At the last council meeting, said Davies, staff said that there would be a 43 per cent increase in bus trips from Vancouver International Airport to Whistler by 2020 – that’s 73 bus trips a day. There would also be a 54 per cent increase in charter buses to the resort.

Those types of statistics lend weight to the idea of pursuing an airport near Whistler, said Davies.

"Consistently the message I am getting back from (many sectors) is that an airport would be great and it would improve business," he said.

That’s a welcome message in light of a just released report by the municipality, which shows no growth in the number of visitors to the resort. In fact annual visitor numbers peaked at 2.3 million in 1998-1999 and declined by 17 per cent, to 1.9 million, in the three following years.

Davies and others believe a local airport might be one way to regain a competitive edge over other resorts.

"Based on the discussions I have had with people in the community an airport could make a profound difference to our competitiveness in the market," said Davies, who is also a recreational pilot.

He is not alone in his belief.

Whistler-Blackcomb’s executive vice president and chief operating officer David Brownlie said the company fully supports airport access to the resort.

"Our biggest market is clearly the US," he said.

"We have seen that market decline since 9/11 happened and the (change in the) exchange rate, so air access would be a big improvement to help go back and attract that market."

But some corridor residents are questioning Whistler’s pursuit of an airport.

Pemberton Councillor Mark Blundell would like to see officials from the corridor, government representatives from transport, and First Nations get together to look at expanding Pemberton’s airport rather than starting from scratch south of Whistler.

"I am sure the people of Pemberton would be more than obliging in looking at some sort of proposal, or maybe two or three, to see which one might work," he said.

Pemberton has undertaken studies to investigate expanding its airport for commercial jets and it is feasible.
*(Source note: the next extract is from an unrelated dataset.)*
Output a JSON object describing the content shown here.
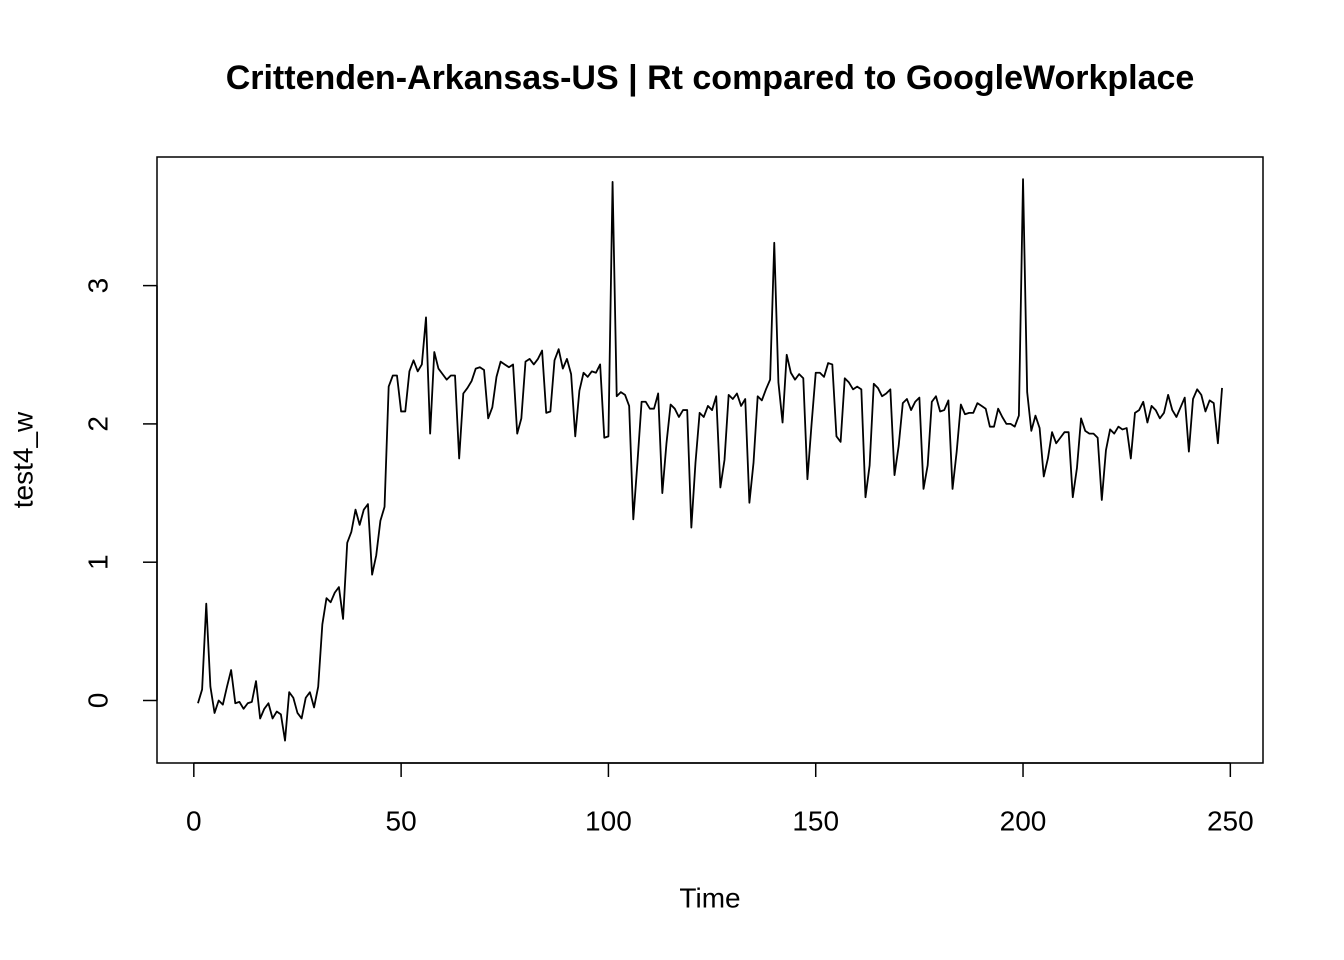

The problem is finding the money to bankroll the expansion.

"There are all sorts of avenues that can be pursued with Pemberton’s airport," said Blundell.

"I’m saying it just makes business and economic sense to do it."

Blundell understands how stagnant tourist numbers might jumpstart the idea of getting an airport in place. But he said Whistler politicians shouldn’t lose sight of the fact that much of Pemberton’s success is tied to Whistler’s and solutions to foster growth should be looked at by both communities together.

"I can tell you right now, that if Whistler doesn’t grow… that is going to have a real effect on Pemberton, so we both have to work together for a proper solution," said Blundell.

"There are a lot of reasons why people aren’t coming to Whistler so Whistler and Pemberton have to start thinking outside the box to create more economic development and the airport is our biggest asset and I have been saying that for months and years."